The Birds and the Bees by Milly Johnson

Love can sting. Or make you fly … Romance writer and single mum Stevie Honeywell has only weeks to go to her wedding when her fiancé Matthew runs off with her glamorous new friend Jo MacLean. It feels like history repeating itself for Stevie, but this time she is determined to win back her man. She isn’t going to act as he might expect. She isn’t going to wail and dig her heels in, she is simply going to pretend to let him go whilst she pursues a mad course of dieting, exercising and self-improvement.

And it feels like history is repeating itself for Adam MacLean too, who is also determined to win his lady, Jo, back with the same basic psychological tactics. Then he is going to initiate his master plan: Getting together with Stevie to drive Jo wild with jealousy.

So, like the Scottish country jig ‘The Birds and the Bees’, the couples all change partners and learn some revealing truths about each other along the way. But what happens when Adam’s master plan actually starts to work? And just who will Stevie be dancing with when the music stops?

To Kill a Mockingbird by Harper Lee

“Shoot all the Bluejays you want, if you can hit ’em, but remember it’s a sin to kill a Mockingbird.’

A lawyer’s advice to his children as he defends the real mockingbird of Harper Lee’s classic novel – a black man charged with the rape of a white girl. Through the young eyes of Scout and Jem Finch, Harper Lee explores with exuberant humour the irrationality of adult attitudes to race and class in the Deep South of the thirties. The conscience of a town steeped in prejudice, violence and hypocrisy is pricked by the stamina of one man’s struggle for justice.

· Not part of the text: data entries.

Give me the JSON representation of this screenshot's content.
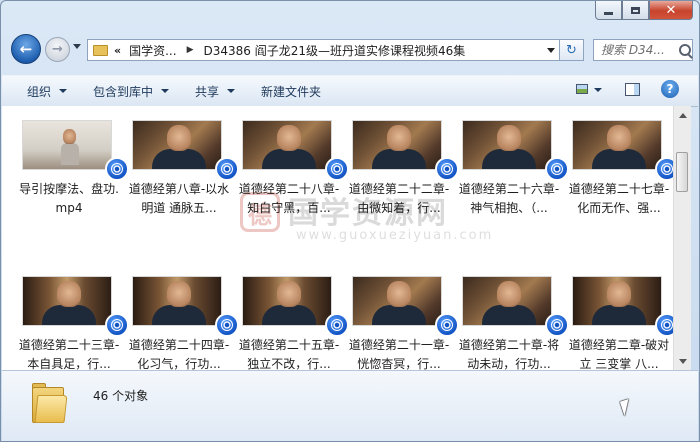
{
  "window": {
    "minimize_glyph": "—",
    "close_glyph": "✕"
  },
  "nav": {
    "back_glyph": "←",
    "forward_glyph": "→",
    "address_chevron": "«",
    "breadcrumb": [
      "国学资...",
      "D34386 阎子龙21级—班丹道实修课程视频46集"
    ],
    "refresh_glyph": "↻",
    "search_placeholder": "搜索 D34..."
  },
  "toolbar": {
    "items": [
      "组织",
      "包含到库中",
      "共享",
      "新建文件夹"
    ],
    "help_glyph": "?"
  },
  "files": [
    {
      "label": "导引按摩法、盘功.mp4",
      "thumb": "light"
    },
    {
      "label": "道德经第八章-以水明道 通脉五...",
      "thumb": "dark"
    },
    {
      "label": "道德经第二十八章-知白守黑，百...",
      "thumb": "dark"
    },
    {
      "label": "道德经第二十二章-由微知着，行...",
      "thumb": "dark"
    },
    {
      "label": "道德经第二十六章-神气相抱、（...",
      "thumb": "dark"
    },
    {
      "label": "道德经第二十七章-化而无作、强...",
      "thumb": "dark"
    },
    {
      "label": "道德经第二十三章-本自具足，行...",
      "thumb": "shelf"
    },
    {
      "label": "道德经第二十四章-化习气，行功...",
      "thumb": "shelf"
    },
    {
      "label": "道德经第二十五章-独立不改，行...",
      "thumb": "shelf"
    },
    {
      "label": "道德经第二十一章-恍惚杳冥，行...",
      "thumb": "dark"
    },
    {
      "label": "道德经第二十章-将动未动，行功...",
      "thumb": "dark"
    },
    {
      "label": "道德经第二章-破对立 三变掌 八...",
      "thumb": "shelf"
    }
  ],
  "watermark": {
    "seal": "德",
    "text": "国学资源网",
    "url": "www.guoxueziyuan.com"
  },
  "details": {
    "count": "46 个对象"
  },
  "colors": {
    "accent": "#1254c4",
    "close": "#c7432c",
    "folder": "#e9bd4e"
  }
}
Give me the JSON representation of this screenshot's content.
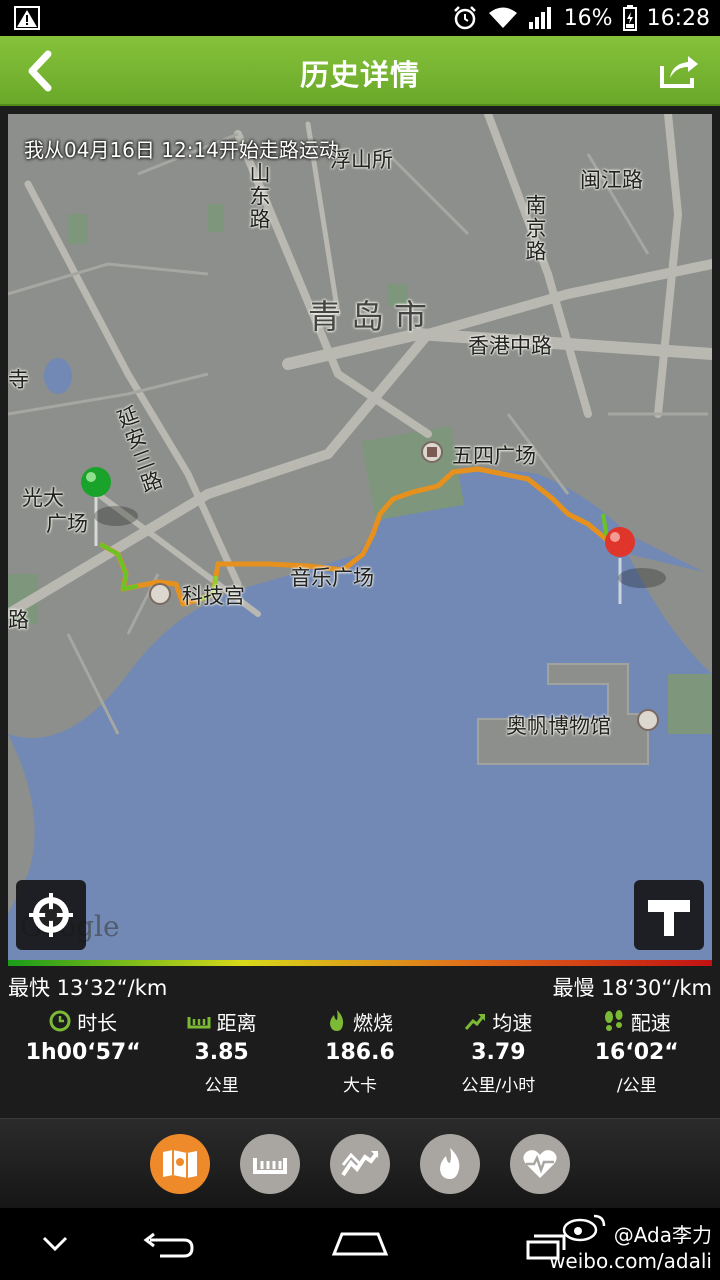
{
  "status_bar": {
    "battery": "16%",
    "time": "16:28"
  },
  "header": {
    "title": "历史详情",
    "back_icon": "chevron-left-icon",
    "share_icon": "share-icon"
  },
  "map": {
    "start_caption": "我从04月16日 12:14开始走路运动",
    "labels": {
      "fushan": "浮山所",
      "shandong_road": "山东路",
      "minjiang_road": "闽江路",
      "nanjing_road": "南京路",
      "city": "青岛市",
      "hongkong_road": "香港中路",
      "temple": "寺",
      "yanan_road": "延安三路",
      "may_fourth_square": "五四广场",
      "everbright_square_1": "光大",
      "everbright_square_2": "广场",
      "road_left": "路",
      "tech_palace": "科技宫",
      "music_square": "音乐广场",
      "sailing_museum": "奥帆博物馆",
      "google": "Google"
    },
    "start_pin_color": "#1aa32a",
    "end_pin_color": "#e0352a",
    "water_color": "#7289b5"
  },
  "speed": {
    "fastest": "最快 13‘32“/km",
    "slowest": "最慢 18‘30“/km"
  },
  "stats": [
    {
      "label": "时长",
      "value": "1h00‘57“",
      "unit": "",
      "icon": "clock-icon"
    },
    {
      "label": "距离",
      "value": "3.85",
      "unit": "公里",
      "icon": "ruler-icon"
    },
    {
      "label": "燃烧",
      "value": "186.6",
      "unit": "大卡",
      "icon": "flame-icon"
    },
    {
      "label": "均速",
      "value": "3.79",
      "unit": "公里/小时",
      "icon": "trend-up-icon"
    },
    {
      "label": "配速",
      "value": "16‘02“",
      "unit": "/公里",
      "icon": "footprints-icon"
    }
  ],
  "tabs": [
    {
      "icon": "map-icon",
      "active": true
    },
    {
      "icon": "ruler-icon",
      "active": false
    },
    {
      "icon": "speed-chart-icon",
      "active": false
    },
    {
      "icon": "flame-icon",
      "active": false
    },
    {
      "icon": "heart-rate-icon",
      "active": false
    }
  ],
  "watermark": {
    "line1": "@Ada李力",
    "line2": "weibo.com/adali"
  },
  "accent_color": "#7cb934"
}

But the weight of history will only tolerate so much.

To Kill a Mockingbird is a coming-of-age story, an anti-racist novel, a historical drama of the Great Depression and a sublime example of the Southern writing tradition.

The Beekeeper of Aleppo by Christy Lefteri

In the midst of war, he found love
In the midst of darkness, he found courage
In the midst of tragedy, he found hope

What will you find from his story?

Nuri is a beekeeper; his wife, Afra, an artist. They live a simple life, rich in family and friends, in the beautiful Syrian city of Aleppo – until the unthinkable happens. When all they care for is destroyed by war, they are forced to escape.

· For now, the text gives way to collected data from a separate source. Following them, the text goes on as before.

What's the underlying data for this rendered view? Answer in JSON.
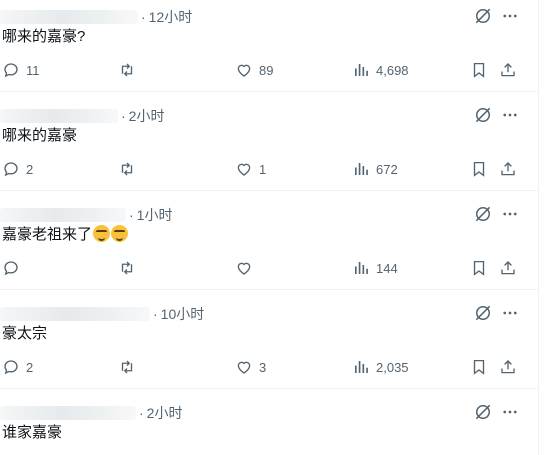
{
  "colors": {
    "text": "#0f1419",
    "muted": "#536471",
    "divider": "#eff3f4"
  },
  "replies": [
    {
      "separator": "·",
      "time": "12小时",
      "text": "哪来的嘉豪?",
      "emoji": [],
      "replies": "11",
      "reposts": "",
      "likes": "89",
      "views": "4,698"
    },
    {
      "separator": "·",
      "time": "2小时",
      "text": "哪来的嘉豪",
      "emoji": [],
      "replies": "2",
      "reposts": "",
      "likes": "1",
      "views": "672"
    },
    {
      "separator": "·",
      "time": "1小时",
      "text": "嘉豪老祖来了",
      "emoji": [
        "nerd-face",
        "nerd-face"
      ],
      "replies": "",
      "reposts": "",
      "likes": "",
      "views": "144"
    },
    {
      "separator": "·",
      "time": "10小时",
      "text": "豪太宗",
      "emoji": [],
      "replies": "2",
      "reposts": "",
      "likes": "3",
      "views": "2,035"
    },
    {
      "separator": "·",
      "time": "2小时",
      "text": "谁家嘉豪",
      "emoji": [],
      "replies": "",
      "reposts": "",
      "likes": "",
      "views": ""
    }
  ]
}
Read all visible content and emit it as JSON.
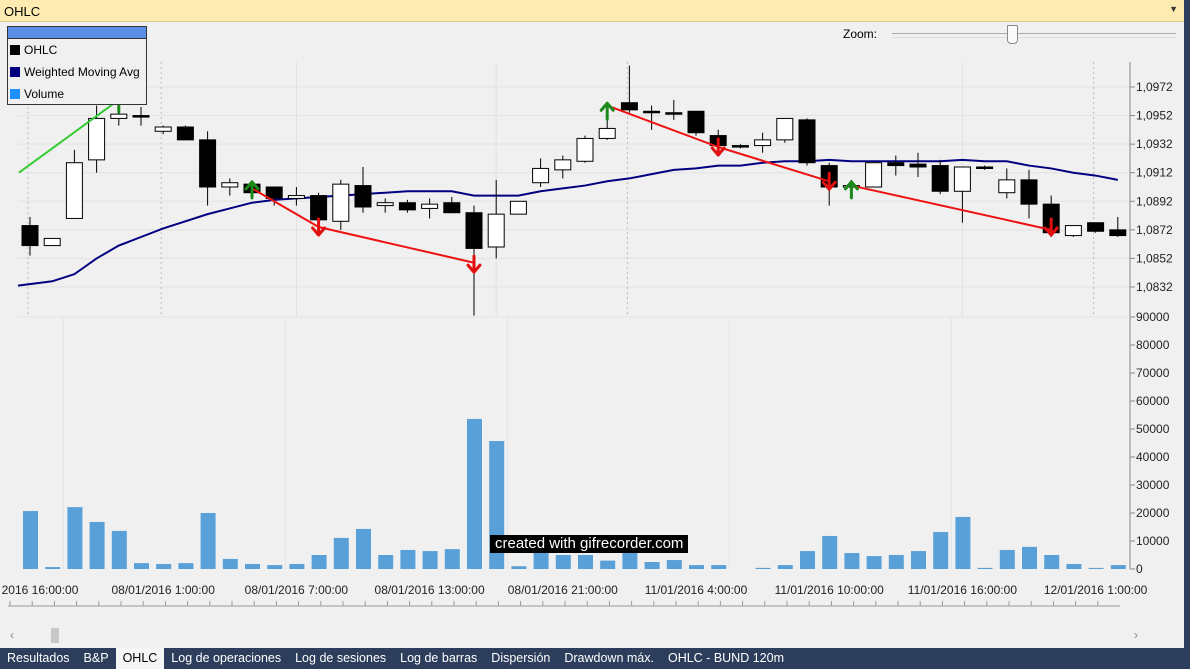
{
  "window": {
    "title": "OHLC"
  },
  "legend": {
    "items": [
      {
        "label": "OHLC",
        "color": "#000000"
      },
      {
        "label": "Weighted Moving Avg",
        "color": "#000080"
      },
      {
        "label": "Volume",
        "color": "#1e90ff"
      }
    ]
  },
  "zoom": {
    "label": "Zoom:",
    "level": 0.41
  },
  "watermark": "created with gifrecorder.com",
  "tabs": [
    {
      "label": "Resultados"
    },
    {
      "label": "B&P"
    },
    {
      "label": "OHLC",
      "selected": true
    },
    {
      "label": "Log de operaciones"
    },
    {
      "label": "Log de sesiones"
    },
    {
      "label": "Log de barras"
    },
    {
      "label": "Dispersión"
    },
    {
      "label": "Drawdown máx."
    },
    {
      "label": "OHLC - BUND 120m"
    }
  ],
  "chart_data": [
    {
      "type": "candlestick",
      "ylim": [
        1.0812,
        1.0987
      ],
      "yticks": [
        "1,0832",
        "1,0852",
        "1,0872",
        "1,0892",
        "1,0912",
        "1,0932",
        "1,0952",
        "1,0972"
      ],
      "xtick_labels": [
        {
          "index": 0,
          "label": "2016 16:00:00"
        },
        {
          "index": 6,
          "label": "08/01/2016 1:00:00"
        },
        {
          "index": 12,
          "label": "08/01/2016 7:00:00"
        },
        {
          "index": 18,
          "label": "08/01/2016 13:00:00"
        },
        {
          "index": 24,
          "label": "08/01/2016 21:00:00"
        },
        {
          "index": 30,
          "label": "11/01/2016 4:00:00"
        },
        {
          "index": 36,
          "label": "11/01/2016 10:00:00"
        },
        {
          "index": 42,
          "label": "11/01/2016 16:00:00"
        },
        {
          "index": 48,
          "label": "12/01/2016 1:00:00"
        }
      ],
      "ohlc": [
        [
          1.0875,
          1.0881,
          1.0854,
          1.0861
        ],
        [
          1.0861,
          1.0866,
          1.0861,
          1.0866
        ],
        [
          1.088,
          1.0928,
          1.088,
          1.0919
        ],
        [
          1.0921,
          1.0959,
          1.0912,
          1.095
        ],
        [
          1.095,
          1.0963,
          1.0945,
          1.0953
        ],
        [
          1.0952,
          1.0958,
          1.0945,
          1.0951
        ],
        [
          1.0941,
          1.0945,
          1.0939,
          1.0944
        ],
        [
          1.0944,
          1.0945,
          1.0935,
          1.0935
        ],
        [
          1.0935,
          1.0941,
          1.0889,
          1.0902
        ],
        [
          1.0902,
          1.0908,
          1.0896,
          1.0905
        ],
        [
          1.0904,
          1.0905,
          1.0894,
          1.0898
        ],
        [
          1.0902,
          1.0902,
          1.0889,
          1.0894
        ],
        [
          1.0894,
          1.0902,
          1.0889,
          1.0896
        ],
        [
          1.0896,
          1.0898,
          1.0875,
          1.0879
        ],
        [
          1.0878,
          1.0907,
          1.0872,
          1.0904
        ],
        [
          1.0903,
          1.0916,
          1.0884,
          1.0888
        ],
        [
          1.0889,
          1.0894,
          1.0884,
          1.0891
        ],
        [
          1.0891,
          1.0893,
          1.0884,
          1.0886
        ],
        [
          1.0887,
          1.0894,
          1.088,
          1.089
        ],
        [
          1.0891,
          1.0895,
          1.0884,
          1.0884
        ],
        [
          1.0884,
          1.0889,
          1.0812,
          1.0859
        ],
        [
          1.086,
          1.0907,
          1.0852,
          1.0883
        ],
        [
          1.0883,
          1.0892,
          1.0883,
          1.0892
        ],
        [
          1.0905,
          1.0922,
          1.0902,
          1.0915
        ],
        [
          1.0914,
          1.0924,
          1.0908,
          1.0921
        ],
        [
          1.092,
          1.0938,
          1.0919,
          1.0936
        ],
        [
          1.0936,
          1.0951,
          1.0935,
          1.0943
        ],
        [
          1.0961,
          1.0987,
          1.0954,
          1.0956
        ],
        [
          1.0955,
          1.0959,
          1.0942,
          1.0954
        ],
        [
          1.0954,
          1.0963,
          1.0949,
          1.0953
        ],
        [
          1.0955,
          1.0955,
          1.0938,
          1.094
        ],
        [
          1.0938,
          1.0942,
          1.0924,
          1.0931
        ],
        [
          1.0931,
          1.0932,
          1.0929,
          1.093
        ],
        [
          1.0931,
          1.094,
          1.0926,
          1.0935
        ],
        [
          1.0935,
          1.095,
          1.0933,
          1.095
        ],
        [
          1.0949,
          1.095,
          1.0917,
          1.0919
        ],
        [
          1.0917,
          1.0919,
          1.0889,
          1.0902
        ],
        [
          1.0902,
          1.0907,
          1.0896,
          1.0903
        ],
        [
          1.0902,
          1.0919,
          1.0902,
          1.0919
        ],
        [
          1.0919,
          1.0924,
          1.091,
          1.0917
        ],
        [
          1.0918,
          1.0926,
          1.0909,
          1.0916
        ],
        [
          1.0917,
          1.0921,
          1.0897,
          1.0899
        ],
        [
          1.0899,
          1.0916,
          1.0877,
          1.0916
        ],
        [
          1.0916,
          1.0917,
          1.0914,
          1.0915
        ],
        [
          1.0898,
          1.0915,
          1.0894,
          1.0907
        ],
        [
          1.0907,
          1.0914,
          1.088,
          1.089
        ],
        [
          1.089,
          1.0896,
          1.0867,
          1.087
        ],
        [
          1.0868,
          1.0875,
          1.0867,
          1.0875
        ],
        [
          1.0877,
          1.0877,
          1.087,
          1.0871
        ],
        [
          1.0872,
          1.0881,
          1.0867,
          1.0868
        ]
      ],
      "wma": [
        1.0833,
        1.0836,
        1.0841,
        1.0852,
        1.0861,
        1.0867,
        1.0873,
        1.0878,
        1.0883,
        1.0887,
        1.0891,
        1.0893,
        1.0894,
        1.0895,
        1.0896,
        1.0897,
        1.0898,
        1.0899,
        1.0899,
        1.0899,
        1.0896,
        1.0896,
        1.0896,
        1.0899,
        1.0901,
        1.0903,
        1.0906,
        1.0908,
        1.0911,
        1.0914,
        1.0915,
        1.0917,
        1.0917,
        1.0919,
        1.092,
        1.092,
        1.0921,
        1.092,
        1.092,
        1.092,
        1.092,
        1.092,
        1.0921,
        1.092,
        1.092,
        1.0917,
        1.0915,
        1.0912,
        1.091,
        1.0907
      ],
      "signals": [
        {
          "index": 4,
          "dir": "buy",
          "price": 1.096
        },
        {
          "index": 10,
          "dir": "buy",
          "price": 1.09
        },
        {
          "index": 13,
          "dir": "sell",
          "price": 1.0874
        },
        {
          "index": 20,
          "dir": "sell",
          "price": 1.0848
        },
        {
          "index": 26,
          "dir": "buy",
          "price": 1.0955
        },
        {
          "index": 31,
          "dir": "sell",
          "price": 1.093
        },
        {
          "index": 36,
          "dir": "sell",
          "price": 1.0906
        },
        {
          "index": 37,
          "dir": "buy",
          "price": 1.09
        },
        {
          "index": 46,
          "dir": "sell",
          "price": 1.0874
        }
      ],
      "trades": [
        {
          "from": [
            -0.5,
            1.0912
          ],
          "to": [
            4,
            1.0963
          ],
          "color": "#33cc33"
        },
        {
          "from": [
            10,
            1.0901
          ],
          "to": [
            13,
            1.0874
          ],
          "color": "#ee1111"
        },
        {
          "from": [
            13,
            1.0874
          ],
          "to": [
            20,
            1.0849
          ],
          "color": "#ee1111"
        },
        {
          "from": [
            26,
            1.0959
          ],
          "to": [
            31,
            1.093
          ],
          "color": "#ee1111"
        },
        {
          "from": [
            31,
            1.093
          ],
          "to": [
            36,
            1.0906
          ],
          "color": "#ee1111"
        },
        {
          "from": [
            37,
            1.0903
          ],
          "to": [
            46,
            1.0872
          ],
          "color": "#ee1111"
        }
      ]
    },
    {
      "type": "bar",
      "ylim": [
        0,
        90000
      ],
      "yticks": [
        "0",
        "10000",
        "20000",
        "30000",
        "40000",
        "50000",
        "60000",
        "70000",
        "80000",
        "90000"
      ],
      "color": "#5aa0d8",
      "values": [
        20700,
        700,
        22100,
        16800,
        13600,
        2100,
        1800,
        2100,
        20000,
        3600,
        1800,
        1400,
        1800,
        5000,
        11100,
        14300,
        5000,
        6800,
        6400,
        7100,
        53600,
        45700,
        1000,
        6000,
        5000,
        5000,
        3000,
        7000,
        2500,
        3200,
        1400,
        1400,
        0,
        400,
        1400,
        6400,
        11800,
        5700,
        4600,
        5000,
        6400,
        13200,
        18600,
        400,
        6800,
        7900,
        5000,
        1800,
        400,
        1400
      ]
    }
  ]
}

As Nuri and Afra travel through a broken world, they must confront not only the pain of their own unspeakable loss, but dangers that would overwhelm the bravest of souls. Above all – and perhaps this is the hardest thing they face – they must journey to find each other again.

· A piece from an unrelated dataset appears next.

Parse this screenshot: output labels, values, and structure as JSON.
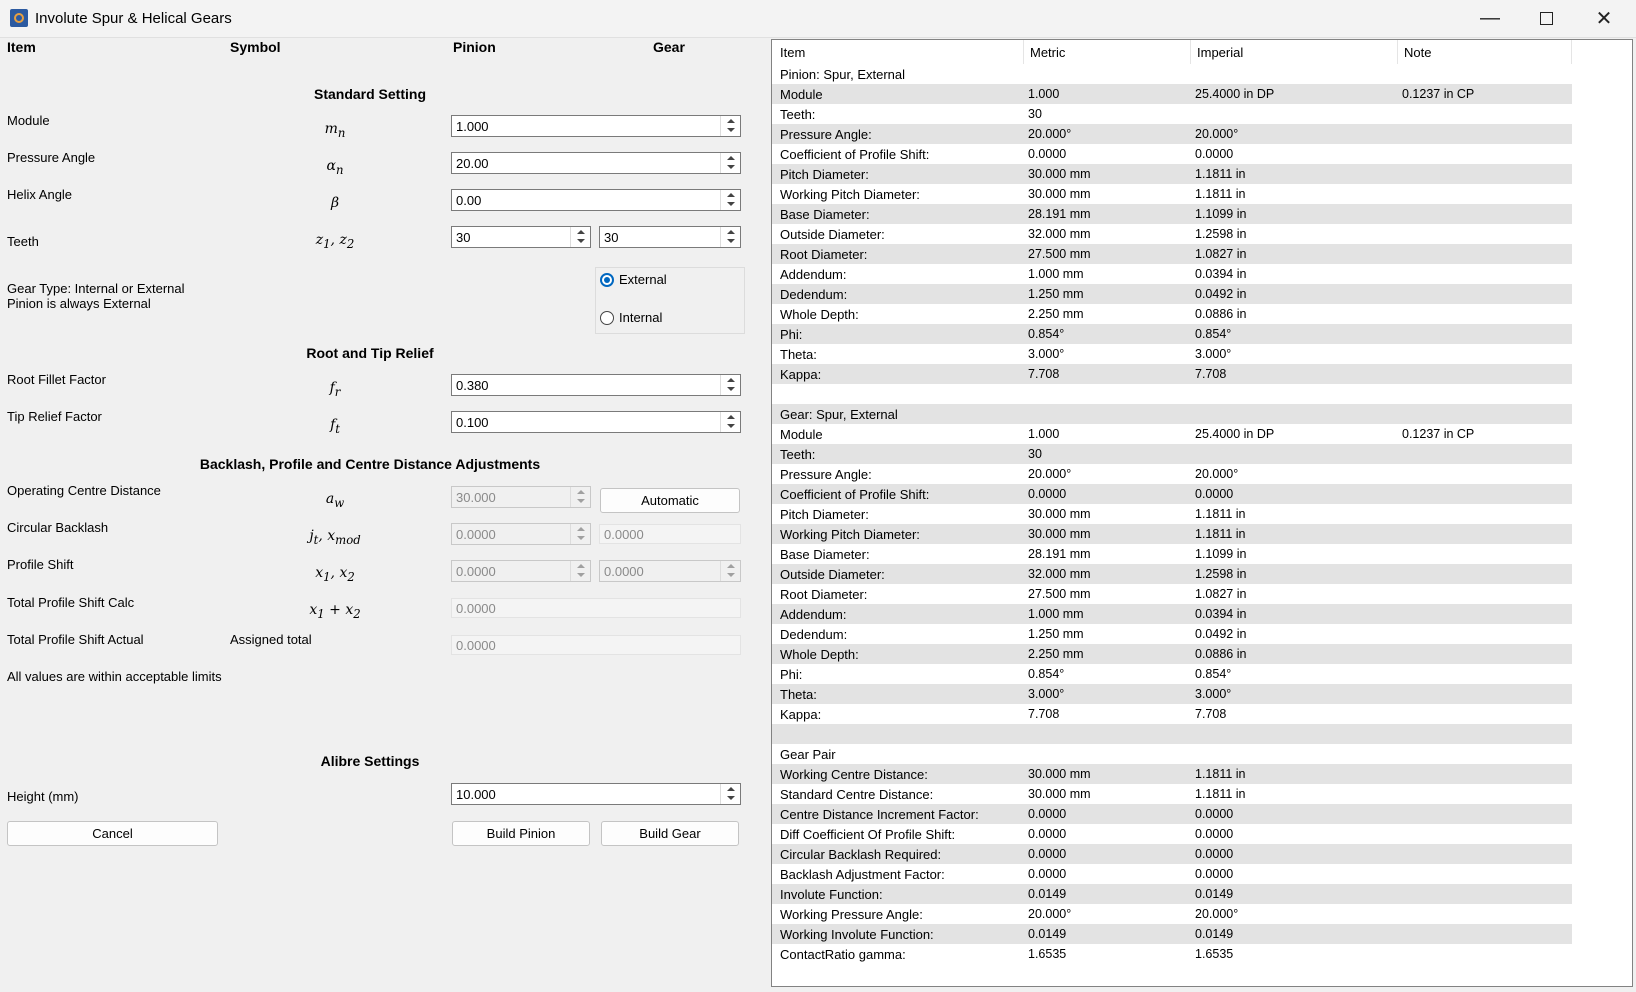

The Switch by Beth O’Leary

Leena is too young to feel stuck.
Eileen is too old to start over.
It’s time for The Switch…

After blowing a big presentation at work, Leena takes a two-month sabbatical and escapes to her grandmother Eileen’s house for some overdue rest. Eileen is newly single and about to turn eighty. She’d like a second chance at love, but her tiny Yorkshire village doesn’t offer many eligible gentlemen . . . A life swap seems the perfect solution.

But with a rabble of unruly OAPs to contend with, as well as the distractingly handsome local schoolteacher, Leena learns that switching lives isn’t straightforward. In London, Eileen is a huge hit with her new neighbours, and with the online dating scene. But is her perfect match nearer to home than she first thought?

I have been fortunate to read a lot of good books recently, and there are a good many 4 star reads just under these 5 stars. I’ll give Where the Crawdads Sing, The Flatshare, The Ice Cream Girls and The Giver of Stars honourable mentions here, as I’d pop all of those at 4.5.

I enjoy following fellow bookworms on Twitter and Instagram as I spot lots of different books that I’d like to try. My wish list grows very quickly like this, it’s probably why I have such a huge to be read pile! So no, I am absolutely not asking for any more reading recommendations, I have plenty to keep me busy for at least a couple of years! 

If you are on the lookout for books to read, hopefully at least one of those I have shared here will appeal to you. I also shared some of my old favourite reads a couple of weeks ago, when I shared these reading recommendations for fans of Bridgerton

Have you read any of these yet? What did you think of them?